X

Biyofili yaklaşımlı aydınlatma tasarımı

Doğal bir alternatif…

Metin: Ioannis Ladopoulos

“Biyofil” kelimesi eski Yunanca’da βίος “Yaşam” ve φῐλίᾱ “Sevgi” terimlerinden geliyor. Bu sözcük “yaşama karşı duyulan sevgi” olarak da tercüme edilebilir. Kendimizi iyi hissetmediğimizde rahatlamak veya beden ve ruhumuzu güçlendirmek için doğadan yardım bekleriz. Doğa her zaman bizim için adeta kaçış yeridir. Sürekli olarak doğanın bize sunduklarının ve mükemmeliyetinin şahidi oluyoruz.

Biyofili Hipotezi
Yaklaşık 30 yıl önce, 1984 yılında Wilson “Biofili” adlı kitabında biyofili hipotezini “insanın yaşama ve doğanın süreçlerine odaklanmasının doğuştan gelen bir yetisi” olarak tanımladı. [1] Bunun kanıtları kendisini, eski Mısır, Pers, Çin yerleşim bölgelerinin bir parçası olan sanatsal ve muhteşem bahçelerinde gösteriyor. Son iki yüz yıl içinde parklar ve doğayı koruma alanları psikolojik durumumuz ile bağlantılı olarak incelendi. Bu alanlar artık hem stresimizi azaltıyor hem modern yaşam tarzımızın kutsal inançlarını ortadan kaldırıyor hem de “yaşam kalitemizi” artırıyor. İnsanlar parklara akın ediyor veya deniz kenarında bir gezinti yapmak için saatlerce yol gidiyor. Kıyı kesiminde ya da park yakınında pahalı bir eve sahip olmak statü sembolü haline geliyor. Modern binaların tasarımında doğaya vurgu yapma ve biyofili tasarım olarak adlandırılan tasarım giderek daha fazla önem kazanıyor ve tüm çıkar grupları ve kullanıcılar tarafından takdir ediliyor. [2]

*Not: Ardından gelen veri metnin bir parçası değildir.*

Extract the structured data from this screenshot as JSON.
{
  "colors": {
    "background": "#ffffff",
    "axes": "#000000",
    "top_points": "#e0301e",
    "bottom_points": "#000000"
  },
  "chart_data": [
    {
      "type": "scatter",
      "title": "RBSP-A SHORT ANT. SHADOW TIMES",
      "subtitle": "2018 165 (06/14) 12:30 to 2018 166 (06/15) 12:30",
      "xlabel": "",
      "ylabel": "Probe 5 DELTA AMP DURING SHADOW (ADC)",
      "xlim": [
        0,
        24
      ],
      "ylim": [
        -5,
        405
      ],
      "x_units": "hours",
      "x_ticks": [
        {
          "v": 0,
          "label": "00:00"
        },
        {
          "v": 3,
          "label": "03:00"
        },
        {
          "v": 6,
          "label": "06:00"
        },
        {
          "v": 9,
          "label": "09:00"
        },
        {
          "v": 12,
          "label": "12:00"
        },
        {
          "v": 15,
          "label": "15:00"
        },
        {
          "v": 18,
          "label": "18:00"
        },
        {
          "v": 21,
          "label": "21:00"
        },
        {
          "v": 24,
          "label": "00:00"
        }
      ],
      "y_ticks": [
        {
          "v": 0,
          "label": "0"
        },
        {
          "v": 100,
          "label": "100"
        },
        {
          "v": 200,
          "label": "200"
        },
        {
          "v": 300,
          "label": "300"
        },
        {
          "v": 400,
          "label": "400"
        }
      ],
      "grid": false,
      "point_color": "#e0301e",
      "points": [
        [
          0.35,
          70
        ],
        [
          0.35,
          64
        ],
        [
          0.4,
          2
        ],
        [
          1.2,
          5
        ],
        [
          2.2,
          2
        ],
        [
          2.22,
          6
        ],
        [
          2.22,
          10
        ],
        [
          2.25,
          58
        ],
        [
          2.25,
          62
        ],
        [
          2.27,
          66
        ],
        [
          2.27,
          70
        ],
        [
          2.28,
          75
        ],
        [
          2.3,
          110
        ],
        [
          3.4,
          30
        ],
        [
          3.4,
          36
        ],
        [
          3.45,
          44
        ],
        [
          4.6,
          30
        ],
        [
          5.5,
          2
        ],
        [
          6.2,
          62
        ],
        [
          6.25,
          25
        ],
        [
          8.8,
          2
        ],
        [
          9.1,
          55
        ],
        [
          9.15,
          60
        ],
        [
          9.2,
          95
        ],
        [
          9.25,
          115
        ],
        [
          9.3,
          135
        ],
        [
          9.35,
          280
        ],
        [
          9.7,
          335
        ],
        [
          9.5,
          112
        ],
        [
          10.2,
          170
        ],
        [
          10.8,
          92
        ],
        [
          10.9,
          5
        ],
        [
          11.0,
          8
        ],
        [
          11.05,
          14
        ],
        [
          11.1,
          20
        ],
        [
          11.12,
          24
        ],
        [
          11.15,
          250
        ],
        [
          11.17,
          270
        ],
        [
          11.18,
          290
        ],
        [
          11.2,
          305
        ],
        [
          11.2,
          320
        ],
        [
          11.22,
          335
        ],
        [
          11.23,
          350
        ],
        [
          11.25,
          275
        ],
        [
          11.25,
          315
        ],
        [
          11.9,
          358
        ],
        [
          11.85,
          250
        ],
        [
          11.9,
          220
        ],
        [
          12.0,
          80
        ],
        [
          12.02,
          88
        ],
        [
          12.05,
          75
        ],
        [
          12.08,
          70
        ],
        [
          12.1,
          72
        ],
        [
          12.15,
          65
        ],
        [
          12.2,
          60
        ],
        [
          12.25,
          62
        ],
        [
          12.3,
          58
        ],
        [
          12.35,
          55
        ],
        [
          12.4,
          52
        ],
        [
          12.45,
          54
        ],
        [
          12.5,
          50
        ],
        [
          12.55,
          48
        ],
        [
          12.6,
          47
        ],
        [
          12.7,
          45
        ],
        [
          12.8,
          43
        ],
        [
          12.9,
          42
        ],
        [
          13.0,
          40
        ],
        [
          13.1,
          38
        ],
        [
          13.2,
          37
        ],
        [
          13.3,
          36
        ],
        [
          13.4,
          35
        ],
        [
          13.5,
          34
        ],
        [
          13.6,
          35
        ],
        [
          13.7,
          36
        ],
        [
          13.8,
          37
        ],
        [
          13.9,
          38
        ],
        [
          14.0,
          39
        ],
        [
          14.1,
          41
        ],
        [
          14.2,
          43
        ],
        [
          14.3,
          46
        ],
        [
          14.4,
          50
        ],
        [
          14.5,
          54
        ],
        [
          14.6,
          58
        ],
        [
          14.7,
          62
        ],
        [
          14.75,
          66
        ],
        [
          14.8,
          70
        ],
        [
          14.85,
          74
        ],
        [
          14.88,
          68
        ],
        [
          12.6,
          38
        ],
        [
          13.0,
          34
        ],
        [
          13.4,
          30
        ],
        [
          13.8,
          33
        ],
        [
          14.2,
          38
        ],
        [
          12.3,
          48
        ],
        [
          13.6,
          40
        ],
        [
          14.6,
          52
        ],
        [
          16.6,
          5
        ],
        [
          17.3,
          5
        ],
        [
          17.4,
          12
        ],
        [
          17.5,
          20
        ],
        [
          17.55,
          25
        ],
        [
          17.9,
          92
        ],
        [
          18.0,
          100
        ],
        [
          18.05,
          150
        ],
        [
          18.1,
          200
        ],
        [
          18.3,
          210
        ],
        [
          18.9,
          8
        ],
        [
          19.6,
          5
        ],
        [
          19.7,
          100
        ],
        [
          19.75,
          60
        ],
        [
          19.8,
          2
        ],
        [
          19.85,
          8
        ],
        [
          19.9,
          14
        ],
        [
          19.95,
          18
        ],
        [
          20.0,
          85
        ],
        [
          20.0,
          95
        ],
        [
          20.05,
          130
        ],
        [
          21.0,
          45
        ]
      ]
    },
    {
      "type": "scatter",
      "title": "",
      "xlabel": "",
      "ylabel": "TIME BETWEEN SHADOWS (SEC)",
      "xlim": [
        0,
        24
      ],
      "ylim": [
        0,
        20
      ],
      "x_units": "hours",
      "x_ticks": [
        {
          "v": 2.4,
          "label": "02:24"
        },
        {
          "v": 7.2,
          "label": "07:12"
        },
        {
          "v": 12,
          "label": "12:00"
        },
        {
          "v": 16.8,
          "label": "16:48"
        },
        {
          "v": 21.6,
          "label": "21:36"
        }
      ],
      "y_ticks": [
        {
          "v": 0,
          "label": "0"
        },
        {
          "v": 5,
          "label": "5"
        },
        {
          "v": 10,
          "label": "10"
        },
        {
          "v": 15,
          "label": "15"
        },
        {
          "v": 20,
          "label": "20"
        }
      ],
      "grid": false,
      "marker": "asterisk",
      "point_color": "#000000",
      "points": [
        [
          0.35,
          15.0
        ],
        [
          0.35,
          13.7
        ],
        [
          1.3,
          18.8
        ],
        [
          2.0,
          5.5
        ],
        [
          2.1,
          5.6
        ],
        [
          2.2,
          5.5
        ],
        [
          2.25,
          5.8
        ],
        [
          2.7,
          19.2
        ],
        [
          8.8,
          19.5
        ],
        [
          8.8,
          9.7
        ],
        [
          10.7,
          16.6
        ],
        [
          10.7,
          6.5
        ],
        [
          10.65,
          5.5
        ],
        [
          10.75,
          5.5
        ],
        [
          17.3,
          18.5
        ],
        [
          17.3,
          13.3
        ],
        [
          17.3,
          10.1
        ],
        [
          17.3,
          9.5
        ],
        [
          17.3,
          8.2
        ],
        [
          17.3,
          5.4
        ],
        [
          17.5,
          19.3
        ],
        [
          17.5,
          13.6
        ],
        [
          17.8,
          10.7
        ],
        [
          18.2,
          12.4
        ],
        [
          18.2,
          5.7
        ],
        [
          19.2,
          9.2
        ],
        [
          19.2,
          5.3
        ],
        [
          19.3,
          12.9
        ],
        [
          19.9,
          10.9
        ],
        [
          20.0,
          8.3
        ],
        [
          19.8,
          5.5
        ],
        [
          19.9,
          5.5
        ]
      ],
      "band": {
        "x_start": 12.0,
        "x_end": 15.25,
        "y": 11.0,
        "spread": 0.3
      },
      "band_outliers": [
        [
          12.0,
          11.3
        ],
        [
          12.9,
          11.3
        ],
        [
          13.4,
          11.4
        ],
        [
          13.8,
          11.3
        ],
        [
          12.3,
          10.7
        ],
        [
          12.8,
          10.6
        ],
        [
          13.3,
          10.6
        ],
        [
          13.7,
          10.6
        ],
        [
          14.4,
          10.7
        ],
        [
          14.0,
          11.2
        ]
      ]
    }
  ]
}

Biyofili Yaklaşımlı Tasarım

Mimar ve planlamacılar iç mekânları biyofil odaklı tasarım prensiplerine göre tasarladıklarında aşağıda belirtilenlerin dikkate alınması gerekir:

Mekân içinde doğa: Saksıdaki bitkiden tasarımı yapılmış peyzajlı havuz görüntülerine veya iç avlulardaki bahçelerden içeriden dışarı peyzaja bakışa kadar bitki veya suyun bina planlamasına entegre edilmesi. Özellikle iç mekândan dışarı bakış, aydınlatma tasarımcısının özel ilgi alanındadır.

Doğal analojiler: Aydınlatma tasarımcısı olarak bu bakış açısı hemen performansımız ile ilgili olmayabilir. Bu daha çok mimarın görevidir. Ancak doğa analojileri iyi düşünülmüş bir mimari aydınlatma aracılığı ile biyofili konusunu, tasarlanmış bir mekâna dahil edebilir. Tavsiye edilen; doğal malzeme, biomorf formlar, doğal biçimleri taklit eden armatürler veya gün ışığı şartlarının simülasyonlarını kullanmaktır.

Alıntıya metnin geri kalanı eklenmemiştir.